2ª Para além dos factos que o tribunal recorrido considerou como provados, deve ainda ser como tal considerado o facto alegado no artigo 20º do articulado inicial, ou seja, que na sequência da avaliação fiscal do prédio em questão, e da entrada em vigor da nova e atual matriz no dia 01 de janeiro de 1983, aquele prédio deixou de ser designado de “Campo 2...” e passou a ser designado de “Campo 1...”, tendo passado a vigorar na matriz com o artigo ...45.
3ª Com efeito, aquele facto foi expressamente admitido como verdadeiro no artigo 1º da contestação, devendo ter-se por confessado, tal como prescreve o artigo 574º/2 do CPC.
4ª Consequentemente, deve ser eliminado do elenco dos factos não provados o constante da letra f).
5ª Os recorridos afirmaram no artigo 3º da contestação desconhecerem o a legado no artigo 5º da PI, ou seja, que o prédio “Campo 1...” se encontre, desde tempos imemoriais, física e visivelmente delimitado, confrontando: A norte: com o prédio rústico de EE, sendo a delimitação entre ambos estabelecida por um muro em pedra com uma altura média de 1,5 metros em toda a extensão; A sul com o prédio de FF, sendo a delimitação entre eles também estabelecida por um muro em pedra: A nascente: com o prédio de GG, sendo a delimitação estabelecida por uma rede com cerca de 1,5 metros de altura e com o caminho público; A poente: com o prédio da herança de HH, sendo a delimitação entre ambos estabelecida por um murete de pedra tosca, encimado por uma rede.
6ª Trata-se, contudo, de um prédio que, pelo menos em 1977, era propriedade dos pais do recorrido e assim se manteve até que ele próprio o adquiriu por sucessão hereditária daqueles.
7ª Não podem pois os recorridos afirmar desconhecerem os limites físicos e confrontações de um prédio que está na sua esfera familiar há, pelo menos, 46 anos consecutivos.
8ª Deste modo, também o facto alegado no artigo 25º da PI deve ter-se por provado nos exatos termos alegados, atento o disposto no artigo 574º/3 do CPC.
9ª Consequentemente, devem ser eliminados os factos constantes das letras a) e b) dos não provados ou, se assim se entender, serem transpostos para a “galeria” dos provados.
10ª Deve ainda eliminar-se o facto constante da letra c), pois em lado algum do articulado inicial os recorrentes alegaram que os recorridos os impedem de explorar e transportar a água referida em 8) e 10) dos factos provados, nem tal resultou da instrução da causa, ainda que como facto instrumental, tendo assim sido violado o “princípio do dispositivo” constante do artigo 5º do CPC. Na verdade, o que os recorrentes alegaram foi que os recorridos os impedem de usufruir do direito ao subsolo do prédio “Campo 1...” em toda a sua extensão, impedindo-os, nomeadamente, de explorarem e captarem águas subterrâneas noutros locais, entenda-se, em locais distintos daquele onde existe o poço (artigos 64º e 65º da PI).

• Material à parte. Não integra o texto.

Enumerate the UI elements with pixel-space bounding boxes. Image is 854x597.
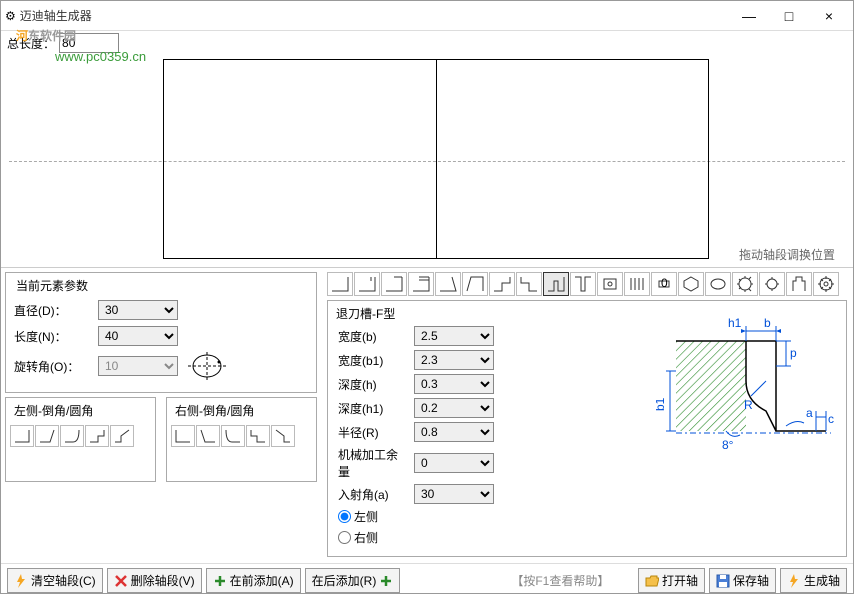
feature-key[interactable]: 0 xyxy=(651,272,677,296)
right-chamfer-opt-3[interactable] xyxy=(221,425,245,447)
right-chamfer-opt-2[interactable] xyxy=(196,425,220,447)
feature-spline[interactable] xyxy=(786,272,812,296)
svg-text:R: R xyxy=(744,398,753,412)
shaft-preview-canvas[interactable]: 拖动轴段调换位置 xyxy=(9,57,845,265)
svg-text:b: b xyxy=(764,316,771,330)
feature-corner-1[interactable] xyxy=(327,272,353,296)
minimize-button[interactable]: — xyxy=(729,8,769,24)
radius-r-label: 半径(R) xyxy=(332,424,408,441)
generate-shaft-button[interactable]: 生成轴 xyxy=(780,568,847,593)
side-right-radio[interactable]: 右侧 xyxy=(338,529,378,546)
feature-corner-4[interactable] xyxy=(408,272,434,296)
feature-taper-r[interactable] xyxy=(462,272,488,296)
allowance-label: 机械加工余量 xyxy=(332,446,408,480)
left-chamfer-opt-4[interactable] xyxy=(85,425,109,447)
slot-params-group: 退刀槽-F型 宽度(b) 2.5 宽度(b1) 2.3 深度(h) 0.3 深度(h1… xyxy=(327,300,847,557)
right-chamfer-title: 右侧-倒角/圆角 xyxy=(171,402,258,419)
svg-text:c: c xyxy=(828,412,834,426)
feature-oval[interactable] xyxy=(705,272,731,296)
close-button[interactable]: × xyxy=(809,8,849,24)
depth-h-label: 深度(h) xyxy=(332,376,408,393)
width-b1-label: 宽度(b1) xyxy=(332,352,408,369)
angle-dial-icon xyxy=(188,352,226,380)
svg-text:p: p xyxy=(790,346,797,360)
rotation-angle-label: 旋转角(O)： xyxy=(14,358,94,375)
length-label: 长度(N)： xyxy=(14,328,94,345)
svg-text:b1: b1 xyxy=(656,397,667,411)
left-chamfer-title: 左侧-倒角/圆角 xyxy=(10,402,97,419)
delete-segment-button[interactable]: 删除轴段(V) xyxy=(107,568,202,593)
feature-step-l[interactable] xyxy=(489,272,515,296)
feature-gear-l[interactable] xyxy=(732,272,758,296)
left-chamfer-opt-2[interactable] xyxy=(35,425,59,447)
window-title: 迈迪轴生成器 xyxy=(16,7,729,24)
slot-title: 退刀槽-F型 xyxy=(332,305,399,322)
depth-h-select[interactable]: 0.3 xyxy=(414,374,494,394)
feature-corner-3[interactable] xyxy=(381,272,407,296)
help-hint: 【按F1查看帮助】 xyxy=(511,572,609,589)
plus-icon xyxy=(379,574,393,588)
drag-hint: 拖动轴段调换位置 xyxy=(739,246,835,263)
diameter-label: 直径(D)： xyxy=(14,302,94,319)
right-chamfer-opt-4[interactable] xyxy=(246,425,270,447)
left-chamfer-opt-3[interactable] xyxy=(60,425,84,447)
feature-corner-2[interactable] xyxy=(354,272,380,296)
add-after-button[interactable]: 在后添加(R) xyxy=(305,568,401,593)
svg-text:0: 0 xyxy=(661,276,668,290)
right-chamfer-opt-1[interactable] xyxy=(171,425,195,447)
width-b-select[interactable]: 2.5 xyxy=(414,326,494,346)
rotation-angle-select[interactable]: 10 xyxy=(98,356,178,376)
depth-h1-label: 深度(h1) xyxy=(332,400,408,417)
open-shaft-button[interactable]: 打开轴 xyxy=(638,568,705,593)
feature-step-r[interactable] xyxy=(516,272,542,296)
floppy-icon xyxy=(716,574,730,588)
feature-taper-l[interactable] xyxy=(435,272,461,296)
feature-step-u[interactable] xyxy=(570,272,596,296)
total-length-input[interactable] xyxy=(59,33,119,53)
feature-extra[interactable] xyxy=(813,272,839,296)
feature-gear-r[interactable] xyxy=(759,272,785,296)
depth-h1-select[interactable]: 0.2 xyxy=(414,398,494,418)
element-params-group: 当前元素参数 直径(D)： 30 长度(N)： 40 旋转角(O)： 10 xyxy=(5,272,317,393)
right-chamfer-opt-5[interactable] xyxy=(271,425,295,447)
width-b1-select[interactable]: 2.3 xyxy=(414,350,494,370)
radius-r-select[interactable]: 0.8 xyxy=(414,422,494,442)
add-before-button[interactable]: 在前添加(A) xyxy=(206,568,301,593)
svg-text:8°: 8° xyxy=(722,438,734,452)
feature-slot-f[interactable] xyxy=(543,272,569,296)
feature-cbore[interactable] xyxy=(597,272,623,296)
length-select[interactable]: 40 xyxy=(98,326,178,346)
feature-toolbar: 0 xyxy=(327,272,847,296)
svg-text:h1: h1 xyxy=(728,316,742,330)
left-chamfer-opt-5[interactable] xyxy=(110,425,134,447)
feature-thread[interactable] xyxy=(624,272,650,296)
left-chamfer-group: 左侧-倒角/圆角 xyxy=(5,397,156,482)
width-b-label: 宽度(b) xyxy=(332,328,408,345)
clear-segments-button[interactable]: 清空轴段(C) xyxy=(7,568,103,593)
svg-text:a: a xyxy=(806,406,813,420)
right-chamfer-group: 右侧-倒角/圆角 xyxy=(166,397,317,482)
total-length-label: 总长度： xyxy=(7,35,55,52)
maximize-button[interactable]: □ xyxy=(769,8,809,24)
x-icon xyxy=(114,574,128,588)
inc-angle-label: 入射角(a) xyxy=(332,486,408,503)
app-icon: ⚙ xyxy=(5,9,16,23)
left-chamfer-opt-1[interactable] xyxy=(10,425,34,447)
lightning-icon xyxy=(787,574,801,588)
save-shaft-button[interactable]: 保存轴 xyxy=(709,568,776,593)
side-left-radio[interactable]: 左侧 xyxy=(338,508,378,525)
allowance-select[interactable]: 0 xyxy=(414,453,494,473)
slot-diagram: h1 b p b1 R a c 8° xyxy=(656,311,836,461)
diameter-select[interactable]: 30 xyxy=(98,300,178,320)
folder-open-icon xyxy=(645,574,659,588)
inc-angle-select[interactable]: 30 xyxy=(414,484,494,504)
element-params-title: 当前元素参数 xyxy=(12,277,92,294)
feature-hex[interactable] xyxy=(678,272,704,296)
lightning-icon xyxy=(14,574,28,588)
plus-icon xyxy=(213,574,227,588)
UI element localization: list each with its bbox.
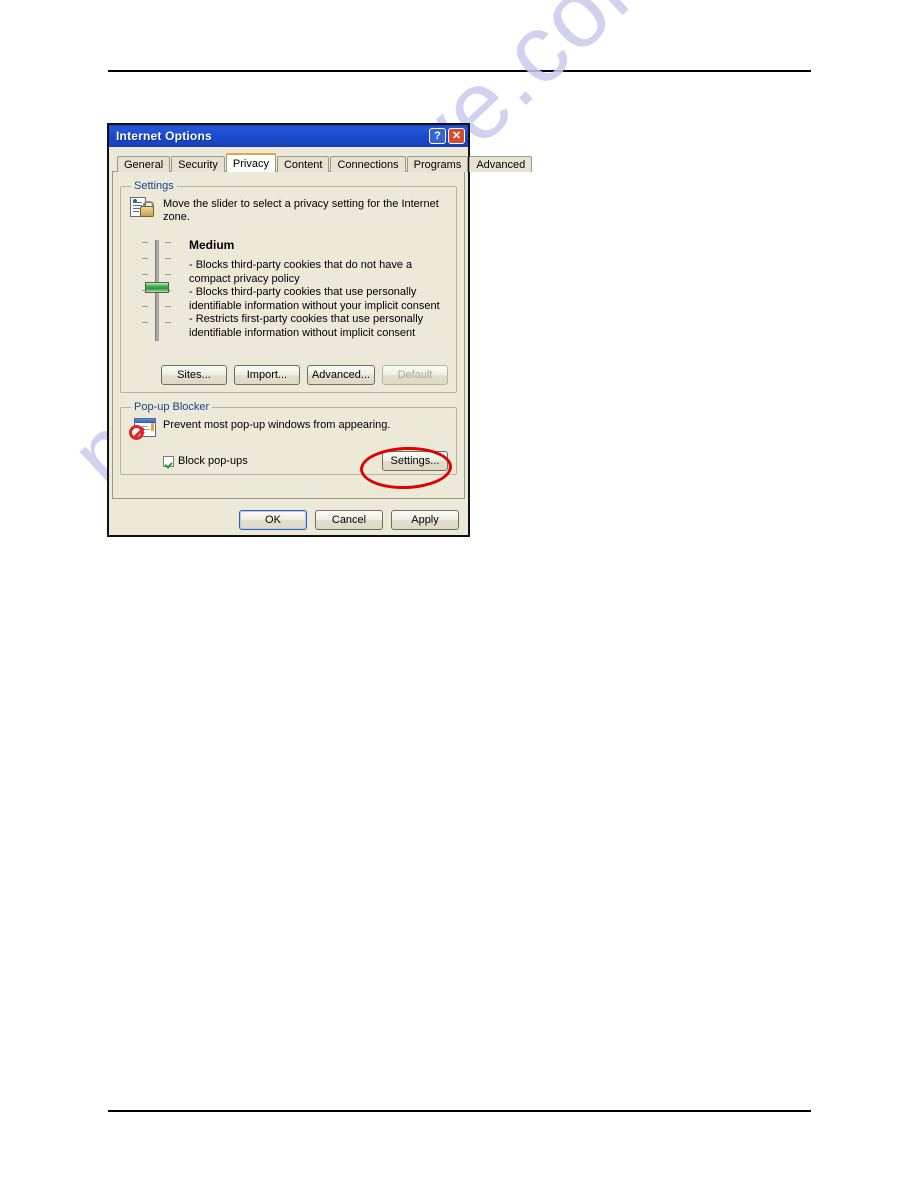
sites-button[interactable]: Sites... bbox=[160, 365, 227, 385]
help-icon[interactable]: ? bbox=[429, 128, 446, 144]
dialog-titlebar[interactable]: Internet Options ? ✕ bbox=[109, 125, 468, 147]
import-button[interactable]: Import... bbox=[233, 365, 300, 385]
settings-description: Move the slider to select a privacy sett… bbox=[163, 198, 439, 223]
privacy-level-slider[interactable] bbox=[135, 238, 179, 343]
popup-blocker-legend: Pop-up Blocker bbox=[134, 401, 210, 413]
tab-advanced[interactable]: Advanced bbox=[469, 156, 533, 172]
privacy-level-text: Medium - Blocks third-party cookies that… bbox=[189, 238, 448, 343]
privacy-bullet-3: - Restricts first-party cookies that use… bbox=[189, 313, 424, 339]
tab-connections[interactable]: Connections bbox=[330, 156, 406, 172]
settings-group-legend: Settings bbox=[134, 180, 174, 192]
tab-programs[interactable]: Programs bbox=[406, 156, 469, 172]
privacy-tab-panel: Settings Move the slider to select a pri… bbox=[112, 172, 465, 499]
popup-description-row: Prevent most pop-up windows from appeari… bbox=[129, 418, 448, 442]
tab-content[interactable]: Content bbox=[276, 156, 330, 172]
slider-thumb[interactable] bbox=[145, 282, 169, 293]
privacy-document-lock-icon bbox=[129, 197, 155, 219]
block-popups-checkbox[interactable]: Block pop-ups bbox=[163, 455, 248, 467]
ok-button[interactable]: OK bbox=[239, 510, 307, 530]
advanced-button[interactable]: Advanced... bbox=[306, 365, 375, 385]
checkbox-checked-icon[interactable] bbox=[163, 455, 174, 467]
default-button: Default bbox=[382, 365, 448, 385]
tab-general[interactable]: General bbox=[117, 156, 171, 172]
page-footer-rule bbox=[108, 1110, 811, 1112]
internet-options-dialog: Internet Options ? ✕ General Security Pr… bbox=[107, 123, 533, 537]
close-icon[interactable]: ✕ bbox=[448, 128, 465, 144]
privacy-level-name: Medium bbox=[189, 238, 235, 252]
settings-description-row: Move the slider to select a privacy sett… bbox=[129, 197, 448, 224]
privacy-level-bullets: - Blocks third-party cookies that do not… bbox=[189, 259, 448, 340]
privacy-level-area: Medium - Blocks third-party cookies that… bbox=[129, 238, 448, 343]
tab-strip: General Security Privacy Content Connect… bbox=[112, 147, 533, 172]
popup-controls-row: Block pop-ups Settings... bbox=[129, 451, 448, 471]
dialog-footer: OK Cancel Apply bbox=[112, 510, 465, 530]
page-header-rule bbox=[108, 70, 811, 72]
settings-button-row: Sites... Import... Advanced... Default bbox=[129, 365, 448, 385]
popup-blocked-icon bbox=[129, 418, 156, 442]
popup-description: Prevent most pop-up windows from appeari… bbox=[163, 419, 391, 431]
settings-group: Settings Move the slider to select a pri… bbox=[120, 180, 457, 393]
popup-settings-button[interactable]: Settings... bbox=[382, 451, 448, 471]
apply-button[interactable]: Apply bbox=[391, 510, 459, 530]
privacy-bullet-1: - Blocks third-party cookies that do not… bbox=[189, 259, 413, 285]
tab-privacy[interactable]: Privacy bbox=[225, 153, 276, 172]
privacy-bullet-2: - Blocks third-party cookies that use pe… bbox=[189, 286, 440, 312]
cancel-button[interactable]: Cancel bbox=[315, 510, 383, 530]
dialog-title: Internet Options bbox=[116, 129, 212, 143]
tab-security[interactable]: Security bbox=[171, 156, 225, 172]
block-popups-label: Block pop-ups bbox=[178, 455, 248, 467]
popup-blocker-group: Pop-up Blocker Prevent most pop-up windo… bbox=[120, 401, 457, 475]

11ª Dúvidas não restam pois que o prédio rústico que outrora se designou de “Campo 2...”, se designa agora, na sequência da entrada em vigor da atual matriz rústica do concelho de Baião, de “Campo 1...”, inscrito na matriz da Freguesia ... ...45 e tem os limites físicos, a extensão e as confrontações constantes do artigo 25º da PI, encontrando-se melhor retratado no registo fotográfico que constitui o documento 4 daquele articulado, que não foi objeto de impugnação pelos recorridos.
12ª De resto, mal se compreende que o tribunal recorrido tenha considerado e julgado procedente o pedido de reconhecimento do direito à água explorada e armazenada num poço existente no limite norte/poente do “Campo 1...” e, ao mesmo tempo, tenha considerado como não provado que esta designação correspondesse, na anterior matriz, à de “Campo 2...” (confronte-se o facto provado 8º com o não provado da letra f).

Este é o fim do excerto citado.